Bullet point rendering fixes

mikaylagawarecki · mikaylagawarecki · commit 3d6454d8f972 · 2023-09-18T10:52:14.000-07:00
diff --git a/recipes_source/recipes/module_load_state_dict_tips.py b/recipes_source/recipes/module_load_state_dict_tips.py
@@ -50,14 +50,15 @@ def forward(self, x):
 m = SomeModule(1000)
 m.load_state_dict(state_dict)
 
+#############################################################################
 # The second example does not use any of the features listed above and will be
 # less compute and memory efficient for loading a checkpoint. In the following
 # sections, we will discuss each of the features in further detail.
 
 #####################################################################################
 # Using ``torch.load(mmap=True)``
 # -------------------------------
-# First, let us consider what happens when we load the checkpoint with``torch.load``.

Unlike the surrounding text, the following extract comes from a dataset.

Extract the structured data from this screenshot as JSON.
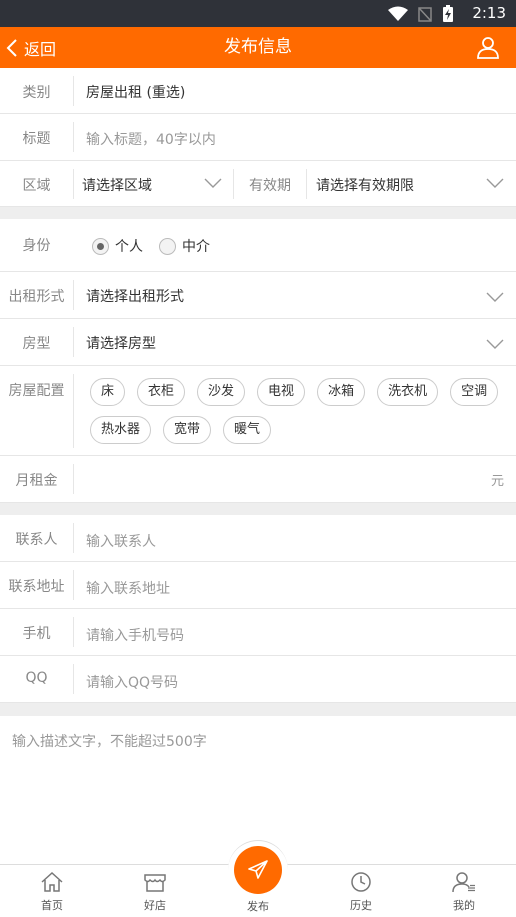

+# First, let us consider what happens when we load the checkpoint with ``torch.load``.
 # When we save a checkpoint with ``torch.save``, tensor storages are tagged with the device they are
 # saved on. With ``torch.load``, tensor storages will be loaded to the device
 # they were tagged with (unless this behavior is overridden using the
@@ -66,8 +67,7 @@ def forward(self, x):
 # loaded into CPU RAM, which can be undesirable when:
 #
 # * CPU RAM is smaller than the size of the checkpoint.
-# * Waiting for the entire checkpoint to be loaded into RAM before
-#    performing, for example, some per-tensor processing.
+# * Waiting for the entire checkpoint to be loaded into RAM before performing, for example, some per-tensor processing.
 
 start_time = time.time()
 state_dict = torch.load('checkpoint.pth')
@@ -114,10 +114,11 @@ def my_processing_function(key, device):
 # This allocates memory for all parameters/buffers and initializes them per
 # the default initialization schemes defined in ``SomeModule.__init__()``, which
 # is wasteful when we want to load a checkpoint for the following reasons:
-# * The result of the initialization kernels will be overwritten by ``load_state_dict()``
-#    without ever being used, so initialization is wasteful.
-# * We are allocating memory for these parameters/buffers in RAM while ``torch.load`` of
-#    the saved state dictionary also allocates memory in RAM for the parameters/buffers in the checkpoint.
+#
+# * The result of the initialization kernels will be overwritten by ``load_state_dict()`` without ever being used, so
+#   initialization is wasteful.
+# * We are allocating memory for these parameters/buffers in RAM while ``torch.load`` of the saved state dictionary also
+#   allocates memory in RAM for the parameters/buffers in the checkpoint.
 #
 # In order to solve these two problems, we can use the ``torch.device()``
 # context manager with ``device='meta'`` when we instantiate the ``nn.Module()``.